Austrian alternative music currently survives on an infrastructure of small labels and independent clubs, with collaborations and crossovers between rock, hip-hop and electronica being the trending modus operandi, but not one that’s made any sort of impact yet. Also, apart from a rare internet-fuelled No 1 last year for Austria’s first hip-hop group, Trackshittaz (yes, as in “they shit tracks”), pop music doesn’t seem to have fared any better. With its chart inherently linked with Germany, imports from the UK and America, not to mention the power of Eurovision, Austria’s most notable pop moment still remains Falco’s 1986 international hit, Rock Me Amadeus. “It’s a strange and conservative popular culture,” says Ertl. “But it doesn’t matter any more, the youth are detached and making their own culture. And I think FM4 has helped with that.”
He’s right. Broadcast via ORF (Austrian Broadcasting, the equivalent of the BBC), FM4 is Austria’s only alternative radio station and its influence is incredible – effectively propping up alternative music to the extent where its listeners don’t consider themselves fans of indie music, but “FM4 music”. In fact, it’s been suggested that FM4’s creation in 1995 was so significant that it helped shape the current generation of Austria’s music-loving youth who grew up with it – before then there was no radio station supporting exciting new music that, as Ertl points out, people didn’t even know how to dance to.

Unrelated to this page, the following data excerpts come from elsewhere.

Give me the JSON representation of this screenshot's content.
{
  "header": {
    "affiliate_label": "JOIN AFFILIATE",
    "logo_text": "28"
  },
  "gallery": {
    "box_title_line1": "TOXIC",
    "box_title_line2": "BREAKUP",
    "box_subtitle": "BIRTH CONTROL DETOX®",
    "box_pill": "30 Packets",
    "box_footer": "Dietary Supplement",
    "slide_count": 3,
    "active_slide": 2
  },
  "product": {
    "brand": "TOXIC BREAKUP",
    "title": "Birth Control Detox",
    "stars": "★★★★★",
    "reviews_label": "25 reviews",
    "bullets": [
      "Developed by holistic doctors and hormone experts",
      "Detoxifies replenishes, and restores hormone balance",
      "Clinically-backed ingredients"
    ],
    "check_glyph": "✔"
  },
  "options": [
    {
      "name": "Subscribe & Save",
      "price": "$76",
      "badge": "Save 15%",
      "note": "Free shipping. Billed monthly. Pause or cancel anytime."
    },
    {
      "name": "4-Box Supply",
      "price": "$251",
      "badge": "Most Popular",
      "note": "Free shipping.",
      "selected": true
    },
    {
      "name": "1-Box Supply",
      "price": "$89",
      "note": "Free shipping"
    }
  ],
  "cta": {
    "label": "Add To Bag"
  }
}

“I’ve definitely noticed that we’ve changed the listening habits of the people of Austria,” says FM4’s head of production, Matthias Schoenauer. “Listeners have a certain trust in the filter FM4 has and the music we introduce them to.” Existing somewhere between 6Music and Zane Lowe (but with a more principled, socially conscious outlook – interesting considering the rise of the far right in Vienna), their devotion to new music is not only tenacious but impressively diverse, with genres such as dubstep and UK funky all getting a spin alongside the expected run of indie-pop and Austrian acts such as Soap&Skin, Kreisky and the more recent Ja, Panik and Ginga – all of whom owe their record deals to its early support.
FM4 or not though, it’s uncertain whether Austria’s movement will ever really gain the cultural recognition it craves. Some, such as Schoenauer, believe it never will yet Ertl is just waiting for that certain something, a spark that will put Austria on the map. “Until then,” he says, “we’re just bubbling under the surface.”